From the senses: often - conjunctivitis, dry eyes, noise in ears, vertigo; dysgeusia.

Laboratory findings: often - increased activity of CPK, increased concentration of troponin, hyperuricemia (Tumor lysis syndrome); infrequently - hypoalbuminemia, violation of platelet aggregation, hypocalcemia, gipofosfatemiя.

Other: often - weakness, herpes infection, sepsis (including fatal), enterocolitis, fluid retention (peripheral edema); rarely - hypersensitivity.

Overdose

Treatment: simptomaticheskaya therapy.

Drug Interactions

Avoid joint use with the CYP3A4 ingibitoramimi (ketoconazole, itraconazole, Erythromycin, clarithromycin, atazanavir, indinavir, nefazodon, Nelfinavir, ritonavir, saquinavir, telithromycin) - Increase in the concentration of dasatinib plasma. If necessary, the joint use of dasatinib reduced dose of 20-40 mg / day.

When combined with inducers of CYP3A4 (Dexamethasone, phenytoin, Carbamazepine, rifampicin, phenobarbital) dasatinib plasma concentration decreases. Should be prescribed a lower ability to induce the enzyme.

Hypericum perforatum preparations dasatinib reduces the concentration in the blood plasma, so their combined use is not recommended.

The simultaneous use of antacids is undesirable; if necessary, they are taken for 2 hours before or after 2 h after administration of dasatinib.

The suppression of secretion of HCl blockers H2 histamine receptors and proton pump inhibitors (famotidine and omeprazole) reduces the concentration of dasatinib. Their joint use is not recommended.

CYP3A4 substrates with a narrow therapeutic range (alfentanil, astemizol, terfenadine, cisapride, cyclosporine, Fentanyl, pimozid, quinidine, sirolimus, tacrolimus, ergotamin, digidroergotamin) should be used with caution when combined with dasatinib.

Cautions

In the treatment of severe thrombocytopenia can occur, anemia and neutropenia, more frequently in patients with advanced phase CML or acute lymphoblastic leukemia with Philadelphia chromosome positive.
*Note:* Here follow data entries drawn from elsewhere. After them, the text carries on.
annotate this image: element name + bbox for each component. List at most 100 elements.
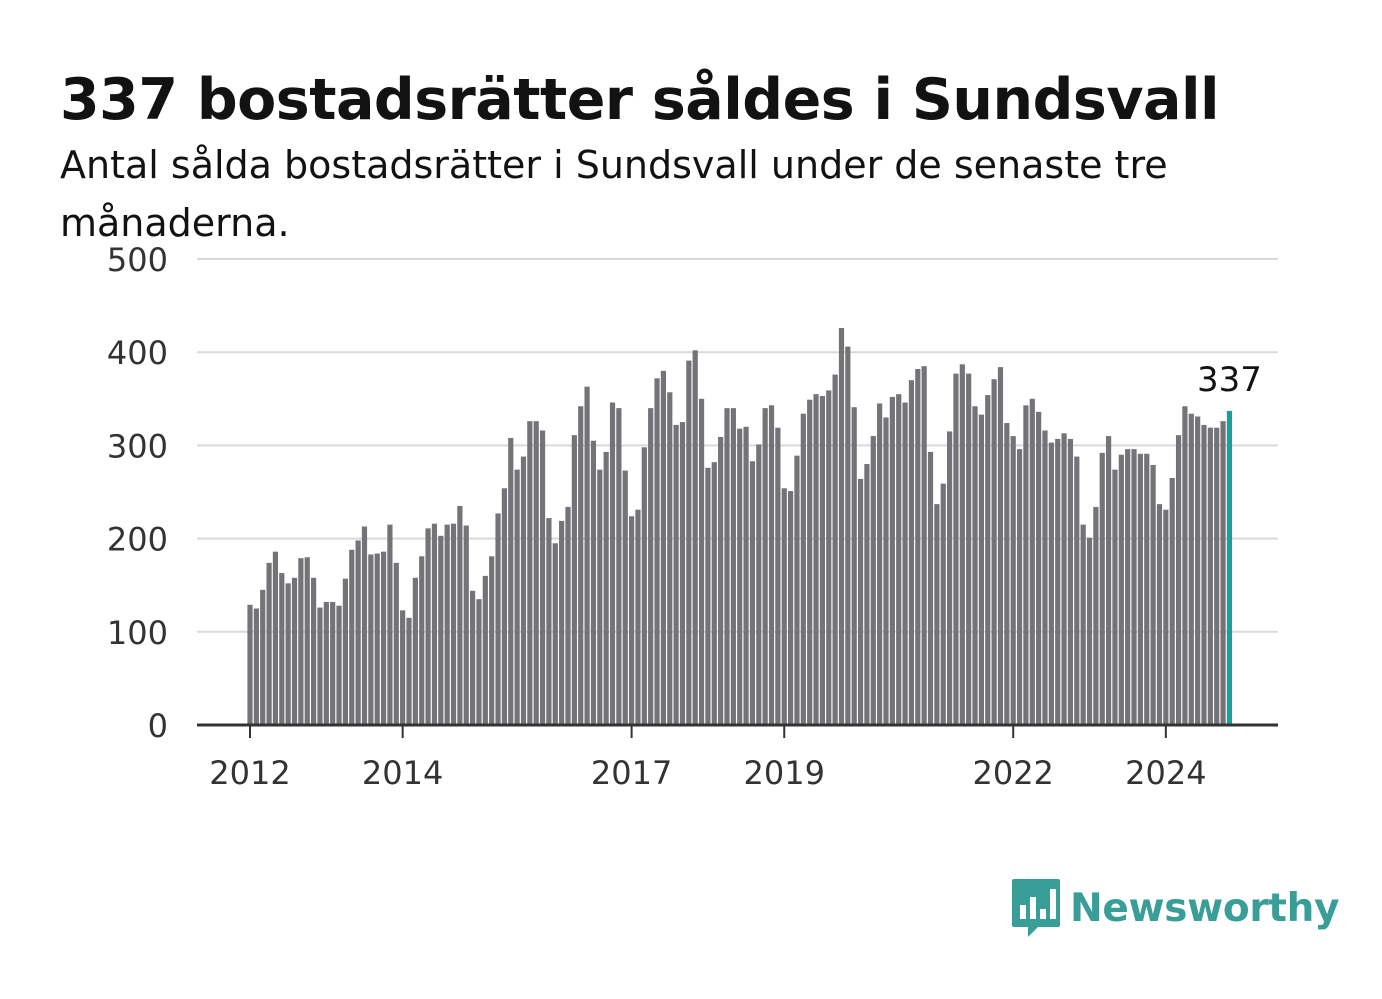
- bar: [692, 350, 698, 725]
- bar: [616, 408, 622, 725]
- bar: [794, 455, 800, 725]
- bar: [323, 601, 329, 725]
- bar: [1010, 436, 1016, 725]
- y-tick-label: 0: [148, 707, 168, 745]
- chart-title: 337 bostadsrätter såldes i Sundsvall: [60, 67, 1220, 133]
- bar: [508, 437, 514, 725]
- x-axis-ticks: 2012 2014 2017 2019 2022 2024: [209, 725, 1207, 792]
- bar: [991, 379, 997, 725]
- bar: [1201, 424, 1207, 725]
- bar: [978, 414, 984, 725]
- bar: [1214, 427, 1220, 725]
- bar: [622, 470, 628, 725]
- bar: [997, 367, 1004, 725]
- bar: [832, 374, 838, 725]
- newsworthy-logo: Newsworthy: [1010, 877, 1340, 939]
- bar: [1029, 398, 1035, 725]
- bar: [406, 617, 412, 725]
- bar: [342, 578, 348, 725]
- bar: [1067, 438, 1074, 725]
- bar: [800, 413, 806, 725]
- bar: [317, 607, 323, 725]
- chart-subtitle: Antal sålda bostadsrätter i Sundsvall un…: [60, 143, 1168, 245]
- bar: [431, 523, 438, 725]
- bar: [667, 392, 673, 725]
- bar: [438, 535, 444, 725]
- bar: [1118, 454, 1124, 725]
- bar: [463, 525, 469, 725]
- bar: [1150, 464, 1156, 725]
- bar: [609, 402, 616, 725]
- bar: [1175, 435, 1182, 725]
- bar: [501, 488, 507, 725]
- bar: [1137, 453, 1143, 725]
- bar: [762, 408, 768, 725]
- bar: [1055, 438, 1061, 725]
- bar: [1106, 436, 1112, 725]
- bar: [444, 524, 450, 725]
- bar: [1112, 469, 1118, 725]
- bar: [571, 435, 577, 725]
- bar: [768, 405, 775, 725]
- bar: [749, 461, 756, 725]
- bar: [584, 386, 590, 725]
- bar: [934, 504, 940, 725]
- bar: [495, 513, 501, 725]
- bar: [730, 408, 736, 725]
- y-tick-label: 400: [107, 334, 168, 372]
- bar: [1163, 509, 1169, 725]
- bar: [400, 610, 406, 725]
- bar: [470, 590, 476, 725]
- bar: [813, 394, 819, 725]
- y-tick-label: 500: [107, 241, 168, 279]
- x-tick-label: 2024: [1125, 754, 1206, 792]
- bar: [877, 403, 883, 725]
- bar: [826, 390, 832, 725]
- bar: [546, 518, 552, 725]
- bar: [291, 577, 298, 725]
- bar: [279, 573, 285, 725]
- bar: [718, 437, 724, 725]
- bar: [380, 551, 387, 725]
- bar: [648, 408, 654, 725]
- bar: [1125, 449, 1131, 725]
- x-tick-label: 2012: [209, 754, 290, 792]
- bar: [711, 462, 717, 725]
- bar: [476, 599, 482, 725]
- bar: [514, 469, 520, 725]
- bar: [921, 366, 927, 725]
- bar: [679, 422, 686, 725]
- bar: [908, 380, 915, 725]
- bar: [349, 549, 355, 725]
- bar: [1086, 537, 1093, 725]
- bar: [527, 421, 533, 725]
- bar: [819, 396, 825, 725]
- bar: [387, 524, 393, 725]
- bar: [641, 447, 647, 725]
- bar: [539, 430, 546, 725]
- x-tick-label: 2022: [972, 754, 1053, 792]
- bar: [959, 364, 965, 725]
- bar: [1074, 456, 1080, 725]
- highlighted-bar: [1226, 410, 1233, 725]
- bar: [915, 368, 921, 725]
- bar: [788, 491, 794, 725]
- bar: [845, 346, 851, 725]
- bar: [311, 577, 317, 725]
- bar: [629, 516, 635, 725]
- y-tick-label: 300: [107, 427, 168, 465]
- bar: [482, 575, 488, 725]
- bar: [756, 444, 762, 725]
- bar: [1004, 423, 1010, 725]
- bar: [1220, 421, 1226, 725]
- bar: [559, 520, 565, 725]
- bar: [1207, 427, 1213, 725]
- bar: [686, 360, 692, 725]
- bar: [393, 562, 399, 725]
- bar: [781, 488, 787, 725]
- bar: [266, 562, 272, 725]
- bar: [330, 601, 336, 725]
- bar: [654, 378, 660, 725]
- bar: [565, 506, 571, 725]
Bone marrow suppression is reversible and takes place at the time the cancellation or reduction of dose.

Complete blood counts should be performed 1 once a week in the first 2 months of treatment, then 1 once a month, or more often (as clinically indicated).

In severe thrombocytopenia may be observed bleeding, bleeding in the brain, including fatal.
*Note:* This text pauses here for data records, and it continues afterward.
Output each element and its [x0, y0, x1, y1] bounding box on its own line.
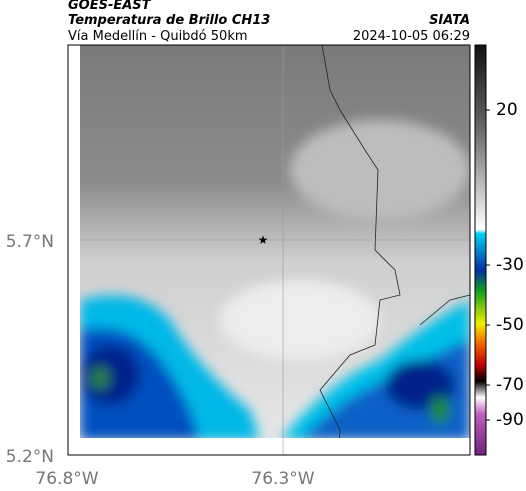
route: Vía Medellín - Quibdó 50km: [68, 29, 248, 44]
colorbar-label: -30: [496, 255, 524, 275]
colorbar-label: -90: [496, 410, 524, 430]
colorbar-label: -70: [496, 375, 524, 395]
datetime: 2024-10-05 06:29: [353, 29, 470, 44]
map-frame: [67, 44, 471, 456]
location-star: ★: [258, 233, 269, 247]
lat-label: 5.2°N: [6, 447, 54, 467]
colorbar: [474, 44, 487, 456]
lon-label: 76.8°W: [35, 469, 98, 489]
lon-label: 76.3°W: [251, 469, 314, 489]
colorbar-label: 20: [496, 100, 518, 120]
colorbar-label: -50: [496, 315, 524, 335]
source: SIATA: [429, 13, 470, 28]
title: GOES-EAST: [68, 0, 152, 13]
satellite-image: [80, 45, 470, 438]
lat-label: 5.7°N: [6, 232, 54, 252]
subtitle: Temperatura de Brillo CH13: [68, 13, 270, 28]
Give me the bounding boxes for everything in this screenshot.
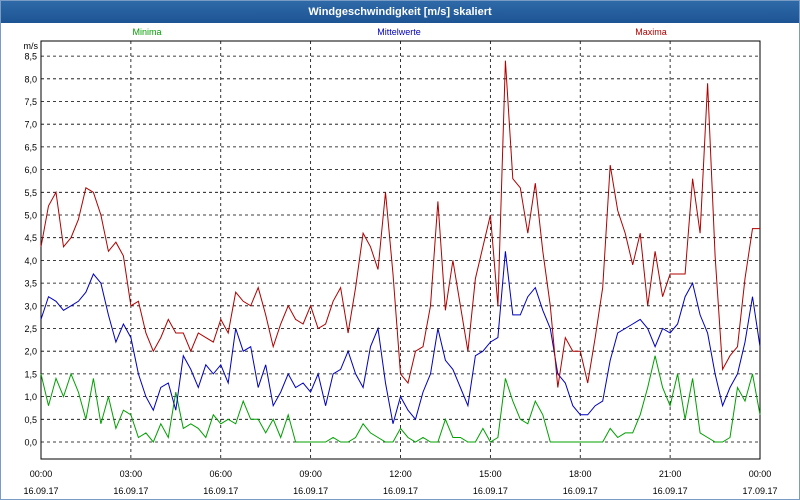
y-tick-label: 6,0 <box>24 165 37 175</box>
x-tick-date-label: 16.09.17 <box>23 486 58 496</box>
y-tick-label: 8,0 <box>24 74 37 84</box>
y-tick-label: 2,5 <box>24 324 37 334</box>
y-tick-label: 1,0 <box>24 392 37 402</box>
y-tick-label: 6,5 <box>24 142 37 152</box>
wind-speed-chart: 0,0 0,5 1,0 1,5 2,0 2,5 3,0 3,5 4,0 4,5 5,0 5,5 6,0 6… <box>23 27 777 496</box>
y-tick-label: 7,0 <box>24 120 37 130</box>
y-tick-label: 0,5 <box>24 415 37 425</box>
y-tick-label: 7,5 <box>24 97 37 107</box>
legend-mittelwerte: Mittelwerte <box>377 27 421 37</box>
x-tick-time-label: 03:00 <box>120 469 143 479</box>
x-tick-date-label: 16.09.17 <box>563 486 598 496</box>
y-tick-label: 5,5 <box>24 188 37 198</box>
y-tick-label: 0,0 <box>24 438 37 448</box>
y-tick-label: 2,0 <box>24 347 37 357</box>
x-tick-time-label: 00:00 <box>30 469 53 479</box>
x-tick-date-label: 17.09.17 <box>742 486 777 496</box>
x-tick-date-label: 16.09.17 <box>653 486 688 496</box>
y-tick-label: 5,0 <box>24 211 37 221</box>
series-line-maxima <box>40 60 760 388</box>
y-tick-label: 3,0 <box>24 301 37 311</box>
legend-maxima: Maxima <box>635 27 667 37</box>
x-tick-date-label: 16.09.17 <box>203 486 238 496</box>
x-tick-time-label: 15:00 <box>479 469 502 479</box>
x-tick-date-label: 16.09.17 <box>293 486 328 496</box>
window-title: Windgeschwindigkeit [m/s] skaliert <box>1 1 799 23</box>
x-tick-time-label: 18:00 <box>569 469 592 479</box>
series-line-minima <box>40 355 761 443</box>
x-tick-time-label: 06:00 <box>209 469 232 479</box>
x-tick-time-label: 12:00 <box>389 469 412 479</box>
y-tick-label: 4,0 <box>24 256 37 266</box>
x-tick-date-label: 16.09.17 <box>113 486 148 496</box>
x-tick-time-label: 00:00 <box>749 469 772 479</box>
y-tick-label: 8,5 <box>24 52 37 62</box>
y-axis-label: m/s <box>24 41 39 51</box>
y-tick-label: 4,5 <box>24 233 37 243</box>
y-tick-label: 3,5 <box>24 279 37 289</box>
x-tick-date-label: 16.09.17 <box>473 486 508 496</box>
legend-minima: Minima <box>132 27 161 37</box>
x-tick-time-label: 09:00 <box>299 469 322 479</box>
x-tick-time-label: 21:00 <box>659 469 682 479</box>
x-tick-date-label: 16.09.17 <box>383 486 418 496</box>
series-line-mittelwerte <box>40 251 761 424</box>
y-tick-label: 1,5 <box>24 369 37 379</box>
You may experience fluid retention (pleural, pericardial effusion, vyrajyennyi ascites, generalized edema, pulmonary edema).

Fluid retention adjusted diuretics or short courses of corticosteroids, in severe pleural effusion may require thoracentesis and oxygen therapy.
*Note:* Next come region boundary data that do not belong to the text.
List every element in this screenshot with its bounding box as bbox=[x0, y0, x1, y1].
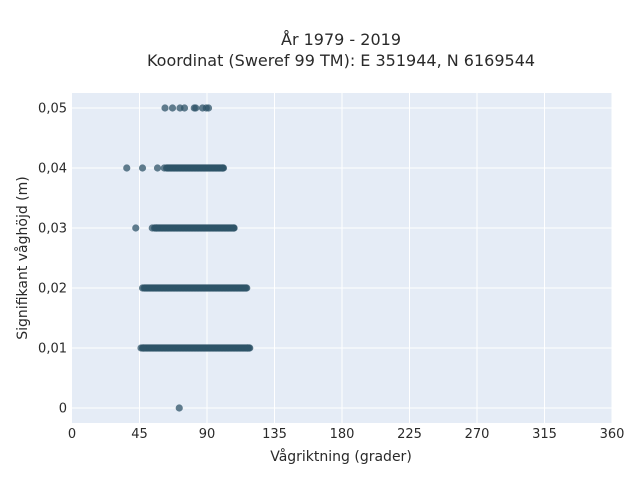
data-point bbox=[168, 104, 177, 112]
y-tick-label: 0,05 bbox=[38, 102, 67, 117]
x-tick-label: 135 bbox=[262, 427, 287, 442]
data-point bbox=[160, 164, 168, 172]
x-tick-label: 270 bbox=[465, 427, 490, 442]
y-tick-label: 0,03 bbox=[38, 222, 67, 237]
x-tick-label: 225 bbox=[397, 427, 422, 442]
x-axis-ticks: 0 45 90 135 180 225 270 315 360 bbox=[68, 427, 625, 442]
data-point bbox=[153, 224, 161, 232]
data-point bbox=[246, 344, 254, 352]
data-point bbox=[192, 104, 200, 112]
x-tick-label: 360 bbox=[600, 427, 625, 442]
y-tick-label: 0,04 bbox=[38, 162, 67, 177]
x-tick-label: 0 bbox=[68, 427, 76, 442]
y-tick-label: 0,02 bbox=[38, 282, 67, 297]
chart-title-line-2: Koordinat (Sweref 99 TM): E 351944, N 61… bbox=[147, 51, 535, 70]
y-axis-label: Signifikant våghöjd (m) bbox=[14, 176, 31, 339]
data-point bbox=[123, 164, 131, 172]
grid-lines bbox=[72, 93, 613, 423]
x-tick-label: 315 bbox=[532, 427, 557, 442]
data-point bbox=[230, 224, 238, 232]
data-point bbox=[153, 164, 162, 172]
x-tick-label: 90 bbox=[199, 427, 216, 442]
y-tick-label: 0,01 bbox=[38, 342, 67, 357]
data-point bbox=[161, 104, 169, 112]
x-tick-label: 180 bbox=[330, 427, 355, 442]
data-point bbox=[138, 284, 147, 292]
chart-title-line-1: År 1979 - 2019 bbox=[281, 30, 401, 49]
x-tick-label: 45 bbox=[131, 427, 148, 442]
x-axis-label: Vågriktning (grader) bbox=[270, 448, 412, 465]
y-tick-label: 0 bbox=[59, 402, 67, 417]
data-point bbox=[139, 344, 147, 352]
data-point bbox=[175, 404, 183, 412]
data-point bbox=[180, 104, 189, 112]
y-axis-ticks: 0 0,01 0,02 0,03 0,04 0,05 bbox=[38, 102, 67, 417]
data-point bbox=[243, 284, 251, 292]
data-point bbox=[204, 104, 213, 112]
data-point bbox=[219, 164, 227, 172]
data-point bbox=[132, 224, 140, 232]
data-points bbox=[123, 104, 254, 412]
data-point bbox=[138, 164, 147, 172]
Dasatinib is used with caution in patients with prolonged QTc interval or at risk of its elongation (kaliopenia, gipomagniemiya, congenital long QT syndrome, with antiarrhythmic therapy, etc.. PM, able to prolong the QT interval, previous therapy with high doses of anthracyclines). Before treatment dasatinib should carry out the correction of hypokalemia and hypomagnesemia.

Increase in transaminases, giperʙiliruʙinemija 3 or 4 Art., hypocalcemia and hypophosphatemia 3 or 4 Article. were observed more frequently in patients with myeloid or lymphoid phase blast crisis of chronic myeloid leukemia, with acute lymphoblastic leukemia with Philadelphia chromosome positive.

The normalization of transaminases and / or bilirubin concentration occurs after dose reduction or treatment interruption. Relief of hypocalcemia 3 or 4 Article. carried drugs Ca2 (inside).